🤖 AI Summary
To address classification errors, claim processing delays, and inefficient manual mapping caused by inconsistencies between institutional procedure names and insurance-standard terminology in the Romanian healthcare system, this paper proposes the first retrieval-based terminology matching framework for Romanian-language clinical text. Methodologically, we systematically evaluate and ensemble Romanian-specific (RoBERTa-base-ro), multilingual (mBERT), and domain-adapted biomedical language models (BioBERT-ro) to construct a sentence-embedding-based semantic similarity pipeline. Evaluated on real-world Romanian medical data, our approach achieves 92.4% Top-1 matching accuracy—substantially outperforming edit-distance and generic word-embedding baselines.

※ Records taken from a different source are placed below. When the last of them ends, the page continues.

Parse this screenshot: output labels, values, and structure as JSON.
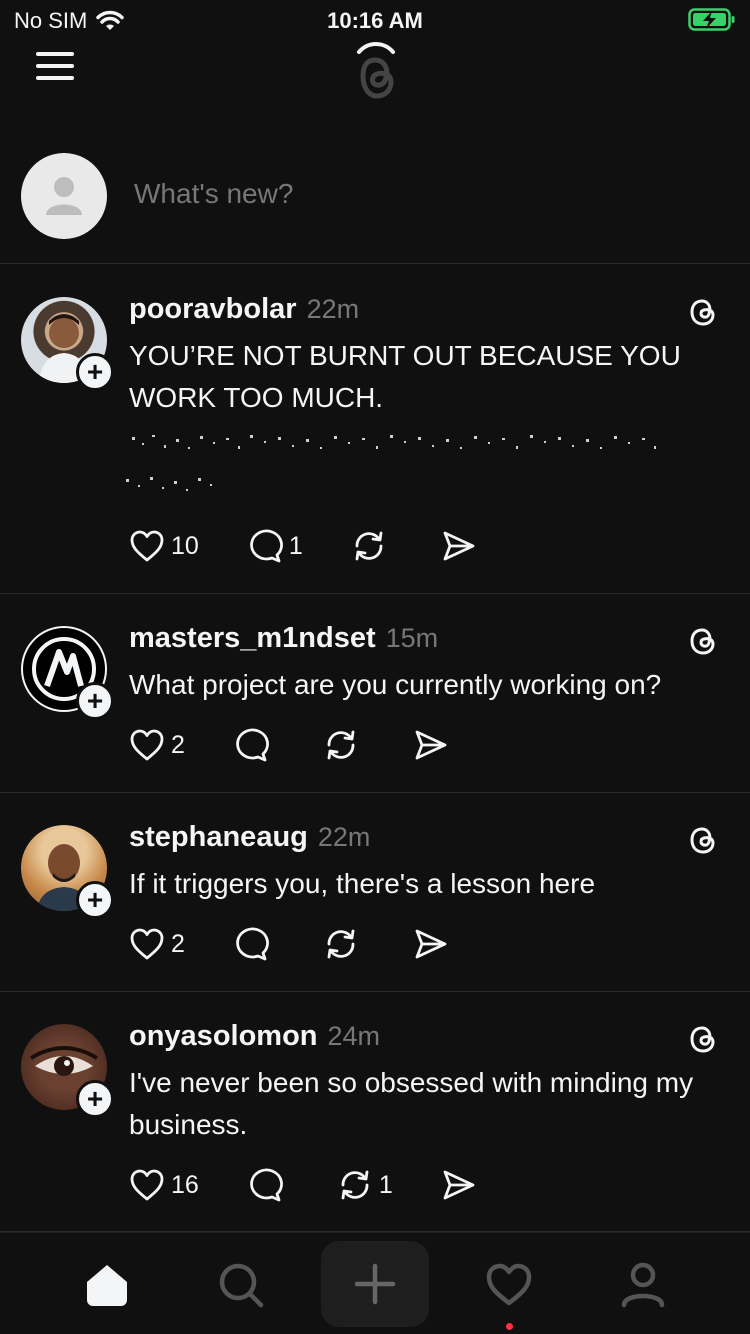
{
  "status": {
    "carrier": "No SIM",
    "time": "10:16 AM"
  },
  "composer": {
    "placeholder": "What's new?"
  },
  "posts": [
    {
      "username": "pooravbolar",
      "time": "22m",
      "text": "YOU’RE NOT BURNT OUT BECAUSE YOU WORK TOO MUCH.",
      "likes": "10",
      "replies": "1",
      "reposts": ""
    },
    {
      "username": "masters_m1ndset",
      "time": "15m",
      "text": "What project are you currently working on?",
      "likes": "2",
      "replies": "",
      "reposts": ""
    },
    {
      "username": "stephaneaug",
      "time": "22m",
      "text": "If it triggers you, there's a lesson here",
      "likes": "2",
      "replies": "",
      "reposts": ""
    },
    {
      "username": "onyasolomon",
      "time": "24m",
      "text": "I've never been so obsessed with minding my business.",
      "likes": "16",
      "replies": "",
      "reposts": "1"
    }
  ],
  "nav": {
    "items": [
      "home-icon",
      "search-icon",
      "create-icon",
      "activity-icon",
      "profile-icon"
    ]
  },
  "colors": {
    "background": "#101010",
    "text": "#f3f5f7",
    "muted": "#777777",
    "notification": "#ff3040"
  }
}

This work bridges a critical gap in low-resource language medical terminology alignment and empirically demonstrates the essential role of domain-adapted embeddings for Romanian clinical NLP.
📝 Abstract
Accurately mapping medical procedure names from healthcare providers to standardized terminology used by insurance companies is a crucial yet complex task. Inconsistencies in naming conventions lead to missclasified procedures, causing administrative inefficiencies and insurance claim problems in private healthcare settings. Many companies still use human resources for manual mapping, while there is a clear opportunity for automation. This paper proposes a retrieval-based architecture leveraging sentence embeddings for medical name matching in the Romanian healthcare system. This challenge is significantly more difficult in underrepresented languages such as Romanian, where existing pretrained language models lack domain-specific adaptation to medical text. We evaluate multiple embedding models, including Romanian, multilingual, and medical-domain-specific representations, to identify the most effective solution for this task. Our findings contribute to the broader field of medical NLP for low-resource languages such as Romanian.